On June 8, 2026, The Guardian published an analysis showing that about two-thirds of planned US datacenters—many built to power AI workloads—are sited in regions that have been in drought over the past year. Using Cleanview and federal drought data, the piece reports that roughly 517 of 809 upcoming facilities are planned for drought‑affected areas, raising concerns over water use for cooling as companies like Google, Meta, Microsoft and Amazon rapidly expand AI infrastructure.
This article aggregates reporting from 2 news sources. The TL;DR is AI-generated from original reporting. Race to AGI's analysis provides editorial context on implications for AGI development.

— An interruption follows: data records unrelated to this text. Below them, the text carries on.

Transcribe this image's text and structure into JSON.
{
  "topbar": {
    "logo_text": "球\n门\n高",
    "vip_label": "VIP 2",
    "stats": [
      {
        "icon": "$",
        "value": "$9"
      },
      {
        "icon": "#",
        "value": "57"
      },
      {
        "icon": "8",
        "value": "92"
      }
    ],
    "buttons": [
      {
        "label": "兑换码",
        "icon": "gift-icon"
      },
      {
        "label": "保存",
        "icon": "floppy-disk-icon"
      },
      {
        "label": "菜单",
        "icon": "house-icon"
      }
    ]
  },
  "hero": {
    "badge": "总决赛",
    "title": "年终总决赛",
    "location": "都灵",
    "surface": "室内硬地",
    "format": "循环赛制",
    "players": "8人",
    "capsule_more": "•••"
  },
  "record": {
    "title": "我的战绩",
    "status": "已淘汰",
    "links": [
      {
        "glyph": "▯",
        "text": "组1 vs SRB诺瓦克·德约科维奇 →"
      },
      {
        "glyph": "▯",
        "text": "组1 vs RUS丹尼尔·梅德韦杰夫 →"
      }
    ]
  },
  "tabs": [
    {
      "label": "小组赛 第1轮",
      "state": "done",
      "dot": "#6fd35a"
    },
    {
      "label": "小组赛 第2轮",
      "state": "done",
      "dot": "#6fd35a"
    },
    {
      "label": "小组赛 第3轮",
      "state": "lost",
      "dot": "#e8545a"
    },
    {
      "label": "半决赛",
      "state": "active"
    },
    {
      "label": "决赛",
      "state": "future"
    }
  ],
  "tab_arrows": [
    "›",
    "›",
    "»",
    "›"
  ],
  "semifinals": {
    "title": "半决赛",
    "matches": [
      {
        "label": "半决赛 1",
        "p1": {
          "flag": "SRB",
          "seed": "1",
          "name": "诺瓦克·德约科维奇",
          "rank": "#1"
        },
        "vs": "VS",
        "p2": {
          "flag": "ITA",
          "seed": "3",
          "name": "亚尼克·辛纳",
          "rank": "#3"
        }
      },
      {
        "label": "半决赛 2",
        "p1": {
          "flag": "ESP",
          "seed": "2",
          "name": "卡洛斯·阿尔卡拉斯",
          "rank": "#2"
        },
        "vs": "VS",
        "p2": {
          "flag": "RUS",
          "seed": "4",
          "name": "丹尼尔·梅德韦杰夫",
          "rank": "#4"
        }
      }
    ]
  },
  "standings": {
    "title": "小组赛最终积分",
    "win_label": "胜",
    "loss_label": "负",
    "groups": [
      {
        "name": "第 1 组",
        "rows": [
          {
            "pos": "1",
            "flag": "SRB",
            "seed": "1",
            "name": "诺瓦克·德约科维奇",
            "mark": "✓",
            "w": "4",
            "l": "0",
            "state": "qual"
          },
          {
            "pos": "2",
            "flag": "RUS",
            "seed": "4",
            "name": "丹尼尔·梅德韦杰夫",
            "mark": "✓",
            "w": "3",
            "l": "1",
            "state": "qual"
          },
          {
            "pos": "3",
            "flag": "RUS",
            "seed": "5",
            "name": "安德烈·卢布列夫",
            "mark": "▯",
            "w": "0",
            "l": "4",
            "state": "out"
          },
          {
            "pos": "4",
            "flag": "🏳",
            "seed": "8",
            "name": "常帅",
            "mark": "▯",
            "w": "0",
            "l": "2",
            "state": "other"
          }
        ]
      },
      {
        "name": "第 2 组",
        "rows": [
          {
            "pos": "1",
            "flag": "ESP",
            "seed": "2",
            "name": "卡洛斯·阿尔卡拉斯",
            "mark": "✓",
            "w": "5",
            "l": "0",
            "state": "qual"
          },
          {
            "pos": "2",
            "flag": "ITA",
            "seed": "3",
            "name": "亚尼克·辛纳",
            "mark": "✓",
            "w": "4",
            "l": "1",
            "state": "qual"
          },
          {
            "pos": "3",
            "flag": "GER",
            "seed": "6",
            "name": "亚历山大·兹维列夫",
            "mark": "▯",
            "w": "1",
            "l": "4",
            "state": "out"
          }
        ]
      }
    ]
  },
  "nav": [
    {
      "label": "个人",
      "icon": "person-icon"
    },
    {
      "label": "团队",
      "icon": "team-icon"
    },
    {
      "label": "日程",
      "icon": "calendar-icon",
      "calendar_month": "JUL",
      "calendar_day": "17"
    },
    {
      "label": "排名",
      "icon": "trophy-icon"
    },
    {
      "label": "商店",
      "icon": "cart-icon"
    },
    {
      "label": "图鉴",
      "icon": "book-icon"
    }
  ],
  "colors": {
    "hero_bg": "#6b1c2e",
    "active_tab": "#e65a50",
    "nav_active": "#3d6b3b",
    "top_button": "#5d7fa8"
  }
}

The datacenter land rush is often framed in terms of GPUs and grid capacity; this investigation forces water into the picture. As hyperscalers chase cheap land and tax breaks in Utah, Texas, and other arid states, they are locking AI’s physical footprint into some of the most water‑stressed regions of the US. That choice reflects a short‑term optimization for capex and permitting, not long‑term climate resilience. For the AI industry, it introduces a new class of tail risks: local moratoria, water‑use reporting mandates, and community backlash that can stall or reshape large builds at the last minute.
From an AGI perspective, this is a reminder that the limiting factors on frontier models may be ecological and political, not just algorithmic. If each marginal jump in model scale implies gigawatts of power and billions of gallons of water, then the runway for brute‑force scaling narrows considerably in democracies with vocal local opposition. That could accelerate two counter‑trends: more aggressive moves toward alternative cooling and siting (including offshore and orbital concepts), and more interest in efficiency‑first approaches like small, specialized models and algorithmic efficiency gains. Either way, this isn’t just an environmental story — it’s about where the world’s most powerful AI systems will be physically allowed to live.